Large numbers of army deserters are reported to have joined armed rebels in the Free Syrian Army in recent weeks to launch attacks on pro-government troops.
"The violence is definitely two-sided," one Homs resident told Reuters. "I've been seeing ambulances filled with wounded soldiers passing by my window in the past days. They're getting shot somehow."
Freedom of movement The observers' mission is to assess an Arab League initiative agreed with the Syrian government requiring all armed forces to withdraw from areas of conflict.

Syria deaths

  • More than 5,000 civilians have been killed
  • UN denied access to Syria
  • Information gathered from NGOs, sources in Syria and Syrian nationals who have fled
  • The death toll is compiled as a list of names which the UN cross-references
  • Vast majority of casualties were unarmed, but the figure may include armed defectors
  • Tally does not include serving members of the security forces
Source: UN's OHCHR
Damascus has pledged to allow the monitors full freedom of movement, but they will depend on the regime to provide transport and security.

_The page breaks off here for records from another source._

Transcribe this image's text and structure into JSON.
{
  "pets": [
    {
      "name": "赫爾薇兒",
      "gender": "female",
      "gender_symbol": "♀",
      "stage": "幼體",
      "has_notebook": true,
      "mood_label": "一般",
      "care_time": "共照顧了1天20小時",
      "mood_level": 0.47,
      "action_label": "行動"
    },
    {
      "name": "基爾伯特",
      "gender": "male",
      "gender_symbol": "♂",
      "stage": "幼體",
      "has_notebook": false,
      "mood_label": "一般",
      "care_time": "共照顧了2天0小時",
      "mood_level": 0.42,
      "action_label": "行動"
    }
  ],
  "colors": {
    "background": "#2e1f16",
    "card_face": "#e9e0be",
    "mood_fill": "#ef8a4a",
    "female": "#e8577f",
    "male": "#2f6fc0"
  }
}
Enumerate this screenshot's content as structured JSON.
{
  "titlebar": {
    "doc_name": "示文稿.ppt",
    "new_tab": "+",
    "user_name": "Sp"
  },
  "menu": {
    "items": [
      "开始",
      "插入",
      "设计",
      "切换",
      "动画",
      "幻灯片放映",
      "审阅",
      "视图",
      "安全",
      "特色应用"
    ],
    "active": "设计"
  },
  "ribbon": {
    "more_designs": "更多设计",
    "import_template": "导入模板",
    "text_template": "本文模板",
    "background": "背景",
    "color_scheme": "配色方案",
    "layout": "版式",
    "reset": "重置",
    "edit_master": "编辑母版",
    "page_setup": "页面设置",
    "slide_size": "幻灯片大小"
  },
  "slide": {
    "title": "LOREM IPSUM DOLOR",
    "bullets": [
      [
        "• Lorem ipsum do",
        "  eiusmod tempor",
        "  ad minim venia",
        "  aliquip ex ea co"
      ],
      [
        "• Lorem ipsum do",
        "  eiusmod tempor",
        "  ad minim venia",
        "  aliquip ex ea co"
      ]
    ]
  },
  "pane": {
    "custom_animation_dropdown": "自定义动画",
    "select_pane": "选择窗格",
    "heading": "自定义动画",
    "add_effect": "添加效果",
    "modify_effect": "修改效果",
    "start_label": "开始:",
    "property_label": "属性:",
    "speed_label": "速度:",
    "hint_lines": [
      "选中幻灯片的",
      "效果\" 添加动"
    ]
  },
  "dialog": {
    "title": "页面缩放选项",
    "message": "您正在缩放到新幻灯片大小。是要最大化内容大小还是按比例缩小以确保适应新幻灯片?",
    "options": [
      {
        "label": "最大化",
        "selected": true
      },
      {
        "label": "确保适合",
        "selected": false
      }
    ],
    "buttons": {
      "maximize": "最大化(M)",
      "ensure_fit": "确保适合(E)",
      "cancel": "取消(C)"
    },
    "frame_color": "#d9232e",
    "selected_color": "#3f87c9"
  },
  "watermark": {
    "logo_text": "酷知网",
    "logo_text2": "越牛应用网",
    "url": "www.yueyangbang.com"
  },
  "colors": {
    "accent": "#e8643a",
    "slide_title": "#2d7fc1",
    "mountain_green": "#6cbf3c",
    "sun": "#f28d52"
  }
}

The head of the mission, Sudanese General Mustafa Dabi, said the Syrian authorities were being helpful.
"I am going to Homs. Till now, they have been very co-operative," AFP quoted Gen Dabi as saying.
The leader of the Syrian National Council (SNC), the main umbrella group of opponents to President Assad, said the observers were "being held prisoners by the Syrian system".
"We ask for the Arab leaders who designed this plan to intervene and make the Syrian regime stop this massacre," he told reporters.
He also called on the UN and European leaders to intervene, saying the League's plan was good but that it did not have the power to enforce it.
Our correspondent in Lebanon says Homs may well prove to be a test case for the observer mission in terms of ascertaining whether they truly have unrestricted access and whether there is any peace for them to monitor.
The observer mission will eventually have up to 200 members, and it plans to meet both government officials and the opposition.
Syrian Foreign Minister Walid Muallem has said he expects the monitors to back the government's claim that armed gangs were behind the continuing violence.